Belki siz artık sesinizi duyuramazsınız. Geriye bıraktığınız çığlık koparan bakışlarınızdan başka hiçbir yok. Ama ben diliniz olup haykıracağım tüm insafsızlara, tüm merhametsizlere. Ben dertleneceğim derdinizle. Çünkü kalbimde tüm acınız… Cenabı Allah dilimi döndürdüğü müddetçe haykıracağım konuşacağım masum evladım.
Masum Hanzala gibi sırtımı döneceğim ve Cenabı Allah’a yakaracağım ebabilleşen sizler için.
 Sen şehit tahtında rahatsındır ama daha da rahat ol, gözleri çocukça isteklerine doyamadan şehit olan yavrum,  en güzel yemekleri yiyemeden şehit olan yavrum, oyunlara,  eğlenmeye, koşmaya, gülmeye doyamayan yavrum, sen parçalanmış bedeninle rahat uyu…
Size yardım için uzanmayan eller kırılsın, sizi koruyamayan güçlüler kahrolsun, sizi duymayan kulaklar kapansın, elinden sadece duası gelip de buna üşenen diller kilitlensin. Lal kesilmiş insan kılıklılar ve Müslüman görünümlüler sussun.
Sizin acınızı hissetmeyen, hala kendi hayatına devam edip dünyalık telaşlarına koşturan bu yazıyı ve benzerlerini okuyup vah tüh edenler kalpsizler var ya evladım. İşte onlar sana manen zehir saçanlardır.
 Onlar fiilen ortada yoklar ama varlıklarıyla, umursamazlıklarıyla, kayıtsızlıklarıyla, katılıklarıyla bu zulmü size yapan kalpsiz kâfirlere ortaktırlar. Onların çürük kalbilerinin kokusu da ölüm saçtı size. Elma kokulu sârin gazı gibi.
Evladım, o kokular canını yaktı ya işte senin canının yandığını görmek, buna mani olamamak benim de canımı yaktı.
Beni affet evladım, engel olamadığım için, sana ulaşamadığım için beni affet... Yüreğim ezildi, yaşamak Müslüman olmak ağırlaştı üstümde. Ruhumda hissettiğim acı tüm takatimi aldı elimden. Kalemi tutmaya güç veren ise senin derdinin dili olmak…
Evladım ne param var ne nüfuzum, senin için sadece duam ve yakarışım var.

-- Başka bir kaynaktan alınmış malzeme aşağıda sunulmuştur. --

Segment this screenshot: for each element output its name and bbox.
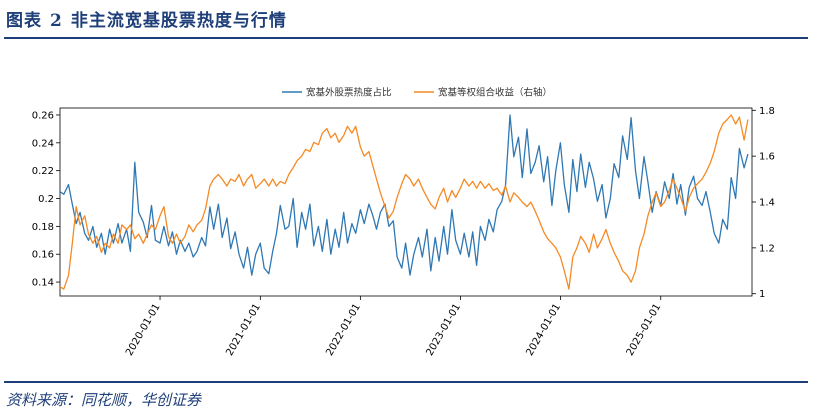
chart-axes: 0.14 0.16 0.18 0.2 0.22 0.24 0.26 1 1.2 1.4 1.6 1.8… <box>32 106 775 358</box>
y-left-tick-label: 0.14 <box>32 278 54 289</box>
y-left-tick-label: 0.16 <box>32 250 54 261</box>
x-tick-label: 2021-01-01 <box>224 302 263 358</box>
y-right-tick-label: 1.8 <box>759 106 775 117</box>
plot-frame <box>59 107 753 297</box>
series-line-return <box>59 114 749 290</box>
legend-label: 宽基等权组合收益（右轴） <box>438 87 552 99</box>
figure-title-text: 非主流宽基股票热度与行情 <box>70 11 287 31</box>
y-right-tick-label: 1.2 <box>759 243 775 254</box>
x-tick-label: 2020-01-01 <box>124 302 163 358</box>
line-chart: 宽基外股票热度占比 宽基等权组合收益（右轴） 0.14 0.16 0.18 0.2 0.2… <box>32 87 775 358</box>
figure-number: 2 <box>50 11 63 31</box>
legend-label: 宽基外股票热度占比 <box>306 87 392 99</box>
y-left-tick-label: 0.18 <box>32 222 54 233</box>
title-rule <box>4 37 808 39</box>
y-left-tick-label: 0.2 <box>38 194 54 205</box>
plot-area <box>59 114 749 290</box>
figure-label: 图表 <box>6 11 42 31</box>
y-right-tick-label: 1 <box>759 289 765 300</box>
source-note: 资料来源：同花顺，华创证券 <box>6 391 202 409</box>
series-line-heat <box>59 114 749 276</box>
y-left-tick-label: 0.26 <box>32 110 54 121</box>
y-right-tick-label: 1.6 <box>759 152 775 163</box>
x-tick-label: 2025-01-01 <box>625 302 664 358</box>
figure-title: 图表 2 非主流宽基股票热度与行情 <box>6 6 287 31</box>
chart-legend: 宽基外股票热度占比 宽基等权组合收益（右轴） <box>282 87 552 99</box>
source-rule <box>4 381 808 383</box>
x-tick-label: 2022-01-01 <box>324 302 363 358</box>
x-tick-label: 2024-01-01 <box>524 302 563 358</box>
y-left-tick-label: 0.22 <box>32 166 54 177</box>
y-right-tick-label: 1.4 <box>759 198 775 209</box>
y-left-tick-label: 0.24 <box>32 138 54 149</box>
x-tick-label: 2023-01-01 <box>424 302 463 358</box>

Bir de yaşadıklarına dönen dilim ve seni hisseden anne yüreğim. Rabbim cennette, köşkünde ağırlıyorken sizi, bu dünyada başardıklarını sanan, yaptıklarından gurur ve zafer duyan bir aptal güruhu var.
Oralardan bakıp gülüyorsundur kahpe hallerine. Acınacak haldeler değil mi “ebabil”?
“Ebabil”leşen evladım, şu içinde yaşadığımız yeryüzü cehennemine, mutlu ve huzurlu olduğun cennet bahçelerinden bizlere bir gülücük gönder de gözyaşımız dinsin, gönlümüz huzur bulsun…
Bu mektubu sana annelik yapamayan ama anneliğinin sorumluluğunu hisseden zavallı bir anne gönderiyor.
Kabul eder misin “ebabil”leşen masum çocuk.05.04.2017 Türkiye/ Kastamonu” 
Selam ve Sabırla…

Hiç yorum yok:

Yorum Gönder

Bu Yazı Hakkında Ne Düşünüyorsunuz?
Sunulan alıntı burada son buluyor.